Use case Provectus fit Cognizant fit Winner
Building the data pipeline and feature store underneath a new ML model program Strong Limited Provectus
Migrating legacy big-data infrastructure to a cloud-native stack in preparation for ML workloads Strong Limited Provectus
Healthcare organizations needing a dedicated MLOps platform tailored to clinical or health-data workflows Limited Strong Cognizant
Very large enterprises needing a substantial, always-available data/AI consulting bench Limited Strong Cognizant
Fixed-price build Limited Limited Both equally
MLOps pipeline setup Strong Strong Both equally

Verdict: Provectus vs Cognizant

Provectus (4.5/5) is the stronger overall choice for most ML Model Development projects. Grew out of cloud and big-data engineering roots, giving it particular strength in the data infrastructure layer underneath ML models, not just the models themselves.. It is best for mid-market companies that need cloud data infrastructure and ML model development handled by the same integrator..

Cognizant (3.9/5) is the better choice when large enterprises, especially in healthcare, wanting a very large AI/analytics consulting bench with a dedicated industry-specific MLOps platform.. If your situation matches those criteria, Cognizant is a competitive option.

Related comparisons

Provectus vs Cognizant FAQ

Is Provectus better than Cognizant?

Provectus (4.5/5) scores higher overall, but "better" depends on your use case. Provectus is better for mid-market companies that need cloud data infrastructure and ML model development handled by the same integrator.. Cognizant is better for large enterprises, especially in healthcare, wanting a very large AI/analytics consulting bench with a dedicated industry-specific MLOps platform..

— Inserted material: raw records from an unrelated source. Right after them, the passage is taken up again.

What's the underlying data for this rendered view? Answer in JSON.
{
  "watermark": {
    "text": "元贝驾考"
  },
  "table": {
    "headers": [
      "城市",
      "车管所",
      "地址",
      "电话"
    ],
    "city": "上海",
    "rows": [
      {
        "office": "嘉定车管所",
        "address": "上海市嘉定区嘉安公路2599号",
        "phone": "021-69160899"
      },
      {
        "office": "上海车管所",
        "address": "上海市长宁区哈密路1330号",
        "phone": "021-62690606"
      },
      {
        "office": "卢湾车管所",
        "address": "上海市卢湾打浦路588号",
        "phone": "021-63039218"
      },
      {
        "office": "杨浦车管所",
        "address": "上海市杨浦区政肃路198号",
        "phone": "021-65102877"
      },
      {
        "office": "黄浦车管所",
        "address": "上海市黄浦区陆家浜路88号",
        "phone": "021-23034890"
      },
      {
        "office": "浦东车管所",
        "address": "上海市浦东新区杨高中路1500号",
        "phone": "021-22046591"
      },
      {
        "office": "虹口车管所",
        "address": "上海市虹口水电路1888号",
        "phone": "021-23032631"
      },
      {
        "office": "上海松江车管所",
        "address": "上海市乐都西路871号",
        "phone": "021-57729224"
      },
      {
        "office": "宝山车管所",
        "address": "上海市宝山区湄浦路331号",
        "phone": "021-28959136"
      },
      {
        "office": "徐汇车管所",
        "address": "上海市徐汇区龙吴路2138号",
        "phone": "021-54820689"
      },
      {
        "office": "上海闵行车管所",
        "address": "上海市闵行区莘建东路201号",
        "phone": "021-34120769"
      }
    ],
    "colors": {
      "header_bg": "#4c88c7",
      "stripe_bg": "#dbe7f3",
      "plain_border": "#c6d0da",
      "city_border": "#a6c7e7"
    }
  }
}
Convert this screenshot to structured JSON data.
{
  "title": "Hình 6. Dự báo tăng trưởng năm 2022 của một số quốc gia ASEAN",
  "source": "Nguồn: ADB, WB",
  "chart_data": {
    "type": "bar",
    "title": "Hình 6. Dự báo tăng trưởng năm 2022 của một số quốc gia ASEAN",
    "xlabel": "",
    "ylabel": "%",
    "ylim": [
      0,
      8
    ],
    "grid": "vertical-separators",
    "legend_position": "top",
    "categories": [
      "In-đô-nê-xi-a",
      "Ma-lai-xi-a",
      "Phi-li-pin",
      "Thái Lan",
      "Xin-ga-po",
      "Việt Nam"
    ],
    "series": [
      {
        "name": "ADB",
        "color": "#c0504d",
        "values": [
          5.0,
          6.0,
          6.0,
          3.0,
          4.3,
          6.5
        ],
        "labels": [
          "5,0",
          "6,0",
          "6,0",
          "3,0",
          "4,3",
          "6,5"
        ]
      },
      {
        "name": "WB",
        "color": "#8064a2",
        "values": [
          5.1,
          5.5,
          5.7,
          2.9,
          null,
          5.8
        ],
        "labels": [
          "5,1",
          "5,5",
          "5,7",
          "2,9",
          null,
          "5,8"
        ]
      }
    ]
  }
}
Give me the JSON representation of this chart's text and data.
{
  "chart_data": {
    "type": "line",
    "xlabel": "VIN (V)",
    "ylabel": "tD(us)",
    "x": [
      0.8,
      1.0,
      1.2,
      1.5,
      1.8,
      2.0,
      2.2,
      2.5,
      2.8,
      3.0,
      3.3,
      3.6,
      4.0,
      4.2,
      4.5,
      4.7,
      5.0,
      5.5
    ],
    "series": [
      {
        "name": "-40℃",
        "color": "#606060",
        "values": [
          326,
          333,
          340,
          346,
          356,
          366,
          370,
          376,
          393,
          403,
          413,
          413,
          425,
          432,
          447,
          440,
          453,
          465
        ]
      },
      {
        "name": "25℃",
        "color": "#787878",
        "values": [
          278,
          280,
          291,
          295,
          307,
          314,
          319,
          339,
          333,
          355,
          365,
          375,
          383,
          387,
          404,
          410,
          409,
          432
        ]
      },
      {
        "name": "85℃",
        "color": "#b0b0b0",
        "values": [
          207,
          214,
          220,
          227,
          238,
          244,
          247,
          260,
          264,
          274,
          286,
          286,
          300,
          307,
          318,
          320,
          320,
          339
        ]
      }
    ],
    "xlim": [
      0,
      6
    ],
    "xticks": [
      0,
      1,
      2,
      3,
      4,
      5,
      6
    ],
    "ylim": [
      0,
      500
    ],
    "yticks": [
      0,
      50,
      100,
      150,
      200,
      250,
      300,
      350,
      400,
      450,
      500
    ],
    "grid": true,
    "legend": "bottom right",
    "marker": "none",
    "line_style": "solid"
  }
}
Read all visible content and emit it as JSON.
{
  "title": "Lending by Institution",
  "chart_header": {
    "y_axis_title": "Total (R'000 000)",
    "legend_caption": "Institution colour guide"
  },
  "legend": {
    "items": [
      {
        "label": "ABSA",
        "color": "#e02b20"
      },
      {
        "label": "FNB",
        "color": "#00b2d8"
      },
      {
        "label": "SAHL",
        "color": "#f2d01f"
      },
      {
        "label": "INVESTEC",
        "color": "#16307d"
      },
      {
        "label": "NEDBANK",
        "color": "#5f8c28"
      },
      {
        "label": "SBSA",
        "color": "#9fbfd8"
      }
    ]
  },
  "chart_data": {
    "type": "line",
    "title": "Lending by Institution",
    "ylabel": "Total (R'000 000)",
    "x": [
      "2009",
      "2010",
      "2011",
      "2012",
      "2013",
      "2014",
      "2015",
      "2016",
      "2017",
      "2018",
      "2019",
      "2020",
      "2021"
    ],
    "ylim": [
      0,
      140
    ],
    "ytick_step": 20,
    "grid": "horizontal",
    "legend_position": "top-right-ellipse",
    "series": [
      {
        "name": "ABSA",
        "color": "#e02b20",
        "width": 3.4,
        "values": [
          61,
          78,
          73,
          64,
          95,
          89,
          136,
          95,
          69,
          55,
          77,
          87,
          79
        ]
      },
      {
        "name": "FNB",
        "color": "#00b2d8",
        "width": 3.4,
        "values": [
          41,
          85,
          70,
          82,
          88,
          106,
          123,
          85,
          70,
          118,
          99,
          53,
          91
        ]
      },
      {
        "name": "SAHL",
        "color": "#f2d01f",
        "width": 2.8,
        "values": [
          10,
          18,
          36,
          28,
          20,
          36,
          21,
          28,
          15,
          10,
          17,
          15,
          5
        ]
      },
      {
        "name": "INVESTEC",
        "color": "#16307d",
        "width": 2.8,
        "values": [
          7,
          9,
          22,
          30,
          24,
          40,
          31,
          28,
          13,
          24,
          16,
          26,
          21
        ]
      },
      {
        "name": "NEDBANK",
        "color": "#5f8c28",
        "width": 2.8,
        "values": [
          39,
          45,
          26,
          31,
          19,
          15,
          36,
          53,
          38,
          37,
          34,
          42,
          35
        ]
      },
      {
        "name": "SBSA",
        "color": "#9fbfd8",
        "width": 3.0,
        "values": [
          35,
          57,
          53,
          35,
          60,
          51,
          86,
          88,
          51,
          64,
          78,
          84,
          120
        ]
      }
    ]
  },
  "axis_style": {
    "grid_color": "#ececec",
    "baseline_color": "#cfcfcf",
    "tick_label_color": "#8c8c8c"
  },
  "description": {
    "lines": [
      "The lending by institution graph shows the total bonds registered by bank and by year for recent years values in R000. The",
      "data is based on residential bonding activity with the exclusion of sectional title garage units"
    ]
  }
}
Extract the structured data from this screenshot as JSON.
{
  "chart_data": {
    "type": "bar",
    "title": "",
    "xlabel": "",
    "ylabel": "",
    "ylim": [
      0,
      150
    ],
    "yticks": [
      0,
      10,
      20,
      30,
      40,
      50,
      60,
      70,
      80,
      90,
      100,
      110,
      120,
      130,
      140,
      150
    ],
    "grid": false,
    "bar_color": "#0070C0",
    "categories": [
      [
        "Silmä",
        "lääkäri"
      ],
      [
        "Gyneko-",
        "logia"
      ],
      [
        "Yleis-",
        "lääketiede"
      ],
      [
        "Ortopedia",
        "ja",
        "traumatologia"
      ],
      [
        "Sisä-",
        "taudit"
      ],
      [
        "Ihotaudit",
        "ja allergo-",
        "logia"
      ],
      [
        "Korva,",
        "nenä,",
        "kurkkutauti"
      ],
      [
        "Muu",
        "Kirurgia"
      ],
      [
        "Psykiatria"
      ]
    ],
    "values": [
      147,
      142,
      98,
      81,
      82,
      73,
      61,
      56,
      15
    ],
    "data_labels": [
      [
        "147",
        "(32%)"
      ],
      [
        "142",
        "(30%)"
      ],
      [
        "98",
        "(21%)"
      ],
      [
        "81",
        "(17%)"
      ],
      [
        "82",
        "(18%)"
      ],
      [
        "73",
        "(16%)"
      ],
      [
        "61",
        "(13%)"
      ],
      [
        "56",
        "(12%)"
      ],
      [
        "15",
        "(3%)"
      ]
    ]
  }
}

How do Provectus and Cognizant differ in pricing?

Provectus uses not published; project and dedicated team pricing with a minimum engagement of Not published. Cognizant uses not published; enterprise project engagements pricing with a minimum engagement of Not published. Neither firm publishes a full rate card; a discovery call is required for project-specific quotes.

Which is better for enterprise: Provectus or Cognizant?

Provectus is the larger team and typically the better enterprise-scale choice. For very large programmes, verify team size and compliance coverage directly with each company before shortlisting.

What are the main differences between Provectus and Cognizant?

Provectus's primary differentiator is: grew out of cloud and big-data engineering roots, giving it particular strength in the data infrastructure layer underneath ml models, not just the models themselves.. Cognizant's primary differentiator is: dedicated, named mlops platform specifically built for healthcare, combined with one of the largest disclosed data/ai consultant headcounts (23,000+) in this comparison.. They also differ in team size (501–1,000 vs 10,000+), minimum engagement (Not published vs Not published), and primary industries served (Cross-industry mid-market, Healthcare vs Healthcare, Financial services).

Last reviewed: July 2026. Verify all details directly with each company before making a decision.